China already has something similar to this in the form of eWTP, a trade platform that allows global tariff-free trade for transactions under a million dollars. But eWTP, which was started by e-commerce giant Alibaba, is run by private-sector companies based in China. The Chinese government is known to have access to data through private companies. Without a public, rules-based alternative, eWTP could become the de facto global platform for digital trade, with no democratic mandate or oversight.
Another matter this coalition could address would be the security of supply chains for devices like phones and laptops. Many countries have banned smartphones and telecom equipment from Huawei because of fears that the company’s technology may have built-in vulnerabilities or backdoors that the Chinese government could exploit. Proactively developing joint standards to protect the integrity of supply chains and products would create a level playing field between the coalition’s members and build trust in companies that agree to abide by them.
The next area that may be worthy of the coalition’s attention is cyberwar and hybrid conflict (where digital and physical aggression are combined). Over the past decade, a growing number of countries have identified hybrid conflict as a national security threat. Any nation with highly skilled cyber operations can wreak havoc on countries that fail to invest in defenses against them. Meanwhile, cyberattacks by non-state actors have shifted the balance of power between states.
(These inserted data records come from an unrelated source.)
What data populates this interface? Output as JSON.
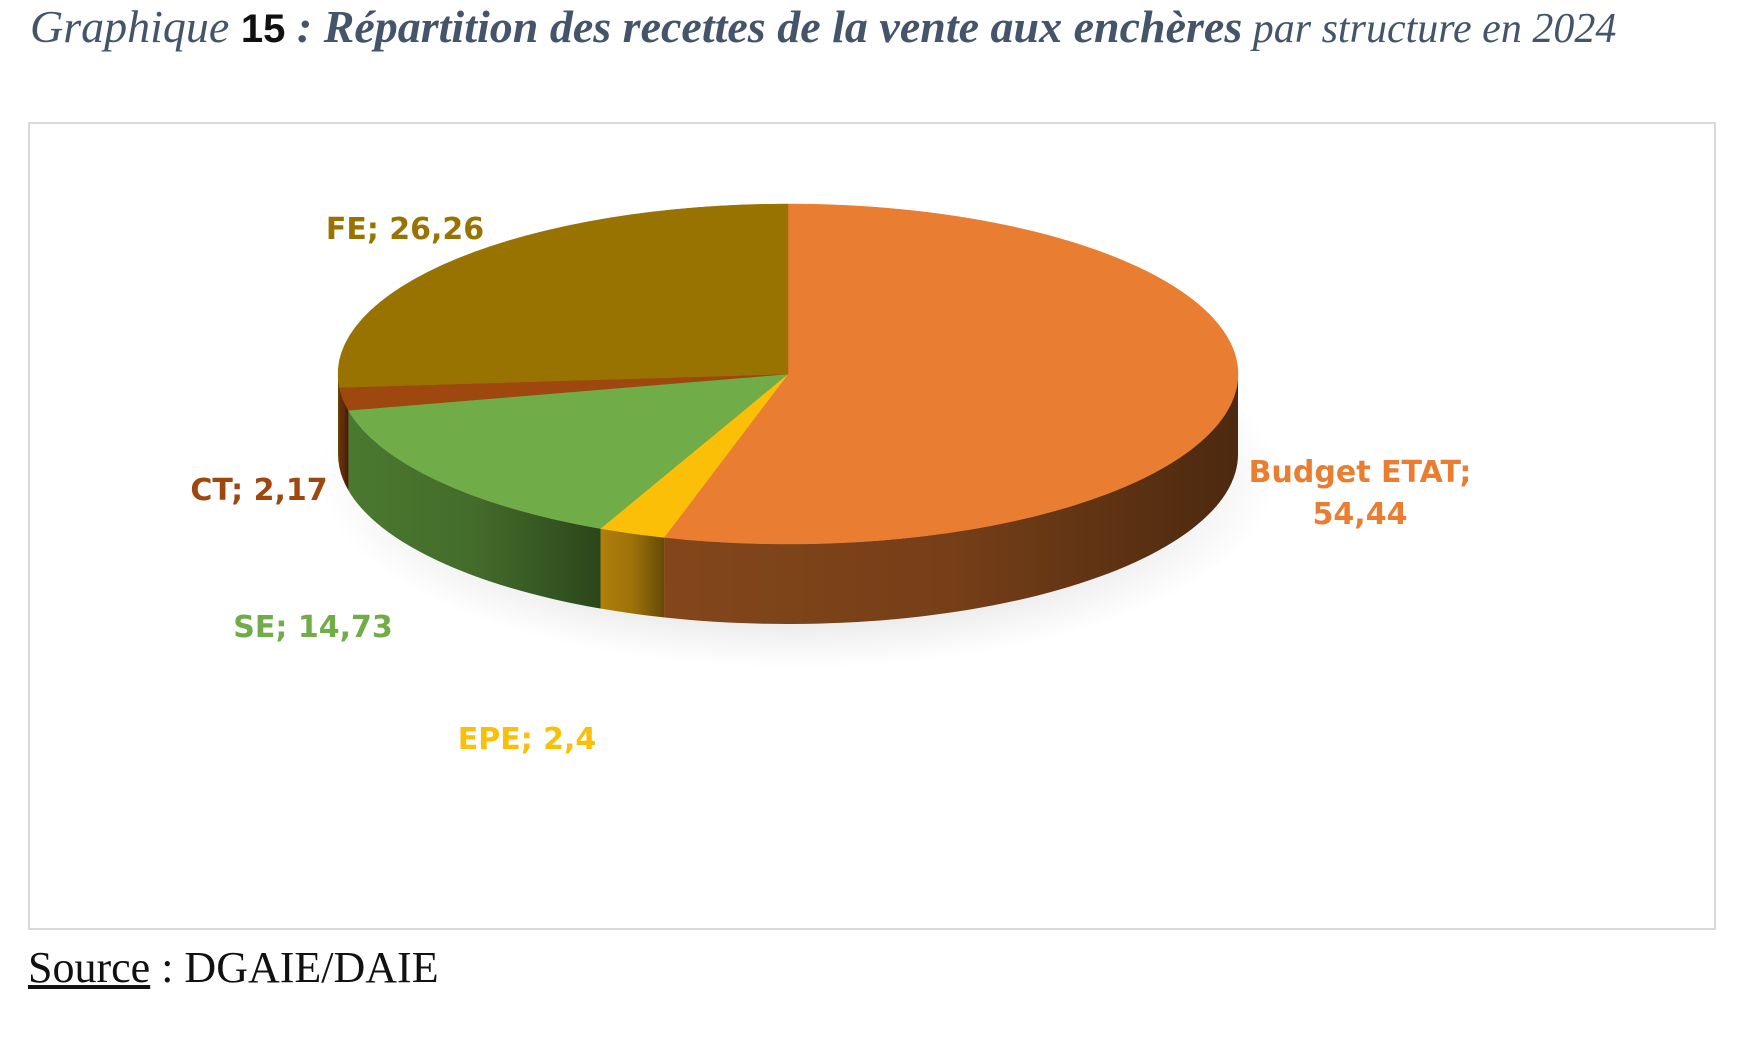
{
  "title": {
    "prefix": "Graphique ",
    "number": "15",
    "main": " : Répartition des recettes de la vente aux enchères",
    "suffix": " par structure en 2024"
  },
  "source": {
    "label": "Source",
    "sep": " : ",
    "value": "DGAIE/DAIE"
  },
  "chart_data": {
    "type": "pie",
    "title": "",
    "slices": [
      {
        "name": "Budget ETAT",
        "value": 54.44,
        "label_lines": [
          "Budget ETAT;",
          "54,44"
        ],
        "color": "#e97d31",
        "side_color": "#8a4a1c",
        "label_color": "#e97d31"
      },
      {
        "name": "EPE",
        "value": 2.4,
        "label_lines": [
          "EPE; 2,4"
        ],
        "color": "#fbbf07",
        "side_color": "#b8860b",
        "label_color": "#fbbf07"
      },
      {
        "name": "SE",
        "value": 14.73,
        "label_lines": [
          "SE; 14,73"
        ],
        "color": "#70ac47",
        "side_color": "#4f7f32",
        "label_color": "#70ac47"
      },
      {
        "name": "CT",
        "value": 2.17,
        "label_lines": [
          "CT; 2,17"
        ],
        "color": "#9e470e",
        "side_color": "#6e320a",
        "label_color": "#9e470e"
      },
      {
        "name": "FE",
        "value": 26.26,
        "label_lines": [
          "FE; 26,26"
        ],
        "color": "#997301",
        "side_color": "#6b5100",
        "label_color": "#997301"
      }
    ],
    "start_angle_deg": 0,
    "direction": "clockwise",
    "view": "3d",
    "legend": "none"
  }
}
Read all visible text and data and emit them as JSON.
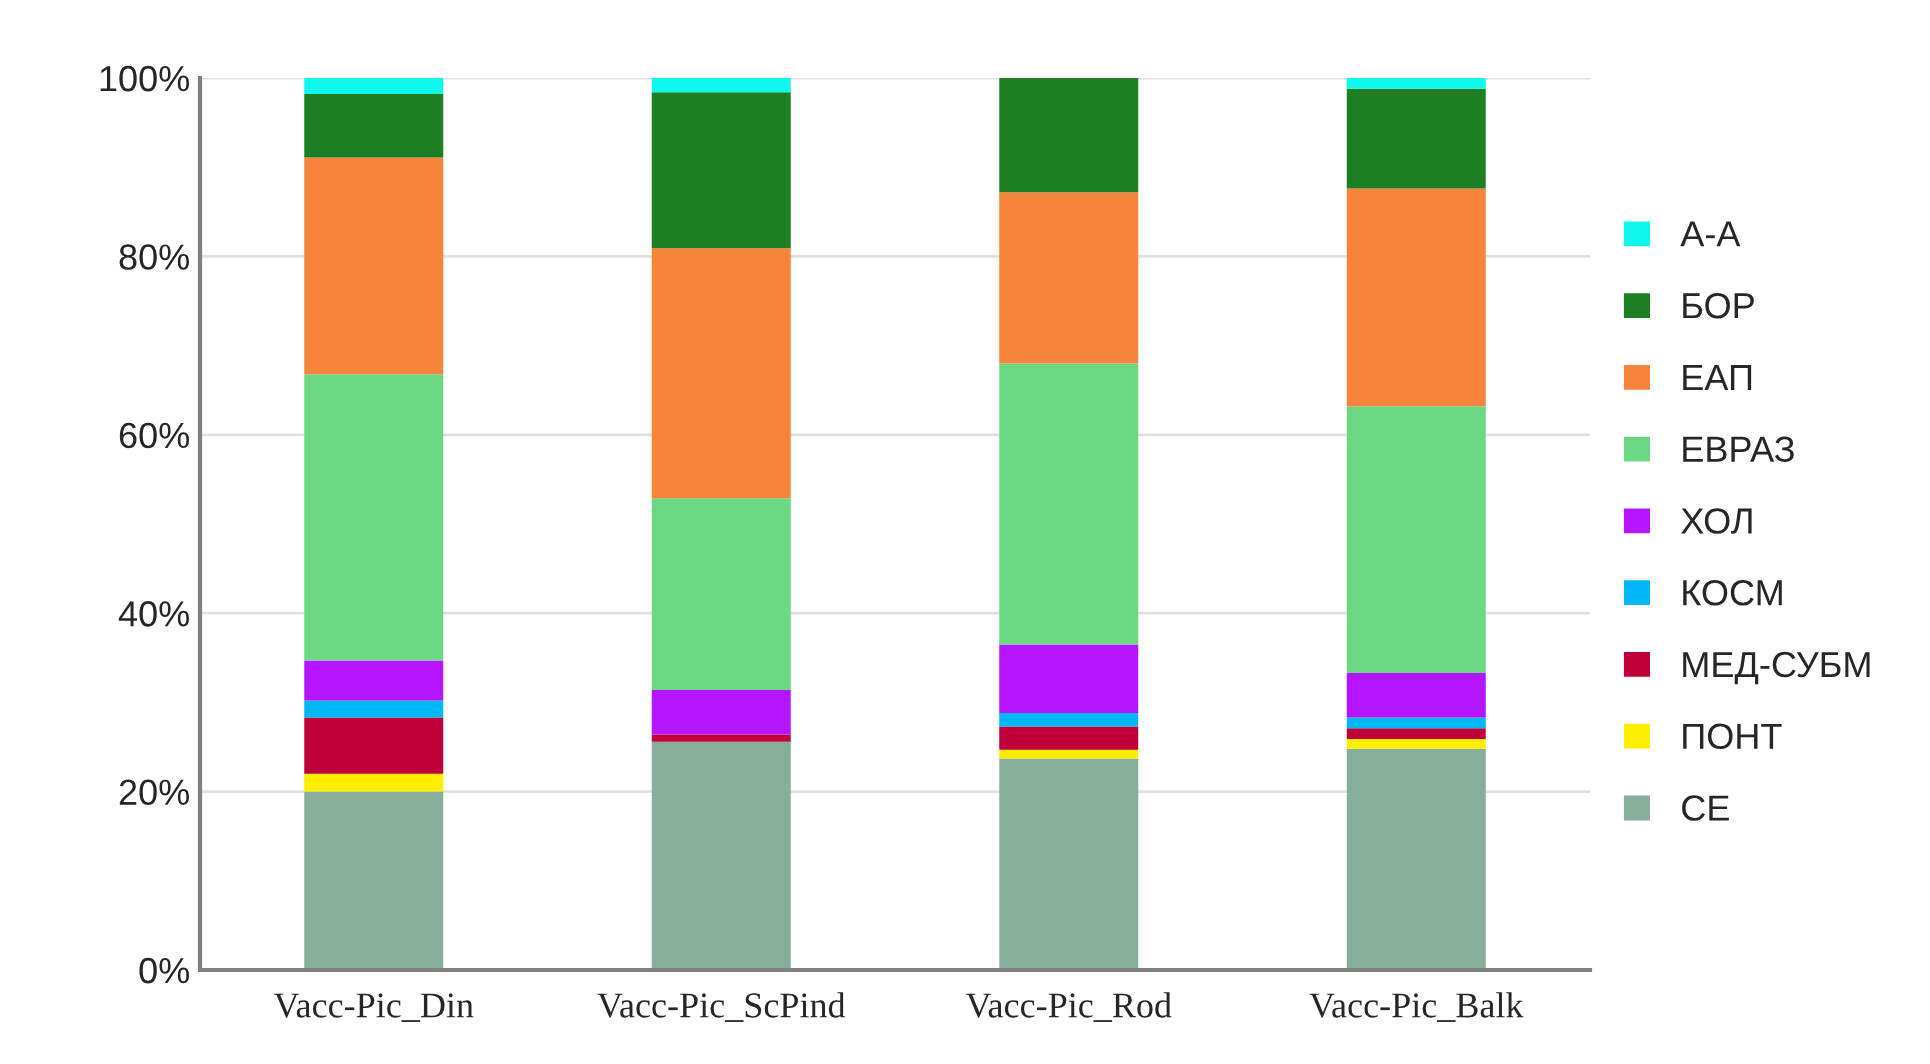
{
  "chart_data": {
    "type": "bar",
    "stacked": true,
    "categories": [
      "Vacc-Pic_Din",
      "Vacc-Pic_ScPind",
      "Vacc-Pic_Rod",
      "Vacc-Pic_Balk"
    ],
    "series": [
      {
        "name": "СЕ",
        "color": "#86ae9a",
        "values": [
          20.0,
          25.6,
          23.7,
          24.8
        ]
      },
      {
        "name": "ПОНТ",
        "color": "#ffee00",
        "values": [
          2.0,
          0,
          1.0,
          1.1
        ]
      },
      {
        "name": "МЕД-СУБМ",
        "color": "#c00038",
        "values": [
          6.3,
          0.8,
          2.6,
          1.2
        ]
      },
      {
        "name": "КОСМ",
        "color": "#00b8f5",
        "values": [
          1.9,
          0,
          1.5,
          1.2
        ]
      },
      {
        "name": "ХОЛ",
        "color": "#b414ff",
        "values": [
          4.5,
          5.0,
          7.7,
          5.0
        ]
      },
      {
        "name": "ЕВРАЗ",
        "color": "#6dd884",
        "values": [
          32.1,
          21.5,
          31.5,
          29.9
        ]
      },
      {
        "name": "ЕАП",
        "color": "#f6843a",
        "values": [
          24.3,
          28.0,
          19.2,
          24.4
        ]
      },
      {
        "name": "БОР",
        "color": "#1e7e24",
        "values": [
          7.1,
          17.5,
          12.8,
          11.2
        ]
      },
      {
        "name": "А-А",
        "color": "#10f8ee",
        "values": [
          1.9,
          1.6,
          0,
          1.2
        ]
      }
    ],
    "ylim": [
      0,
      100
    ],
    "yticks": [
      {
        "value": 0,
        "label": "0%"
      },
      {
        "value": 20,
        "label": "20%"
      },
      {
        "value": 40,
        "label": "40%"
      },
      {
        "value": 60,
        "label": "60%"
      },
      {
        "value": 80,
        "label": "80%"
      },
      {
        "value": 100,
        "label": "100%"
      }
    ],
    "grid": "y",
    "legend": "right"
  }
}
Right now, though, there are no international criteria that define when a cyberattack counts as an act of war. This encourages bad actors to strike with many small blows. In addition to their immediate economic or (geo)political effect, such attacks erode trust that justice will be served.
A democratic coalition could work on closing this accountability gap and initiate an independent tribunal to investigate such attacks, perhaps similar to the Hague’s Permanent Court of Arbitration, which rules on international disputes. Leaders of the democratic alliance could then decide, on the basis of the tribunal’s rulings, whether economic and political sanctions should follow.
These are just some of the ways in which a global democratic coalition could advance rules that are sorely lacking in the digital sphere. Coalition standards could effectively become global ones if its members represent a good portion of the world’s population. The EU’s General Data Protection Regulation provides an example of how this could work. Although GDPR applies only to Europe, global technology firms must follow its rules for their European users, and this makes it harder to object as other jurisdictions adopt similar laws. Similarly, non-members of the democratic coalition could end up following many of its rules in order to enjoy the benefits.
If democratic governments do not assume more power in technology governance as authoritarian governments grow more powerful, the digital world—which is a part of our everyday lives—will not be democratic. Without a system of clear legitimacy for those who govern—without checks, balances, and mechanisms for independent oversight—it’s impossible to hold technology companies accountable. Only by building a global coalition for technology governance can democratic governments once again put democracy first.
Marietje Schaake is the international policy director at Stanford University’s Cyber Policy Center and an international policy fellow at Stanford’s Institute for Human-Centered Artificial Intelligence. Between 2009 and 2019, Marietje served as a Member of European Parliament for the Dutch liberal democratic party.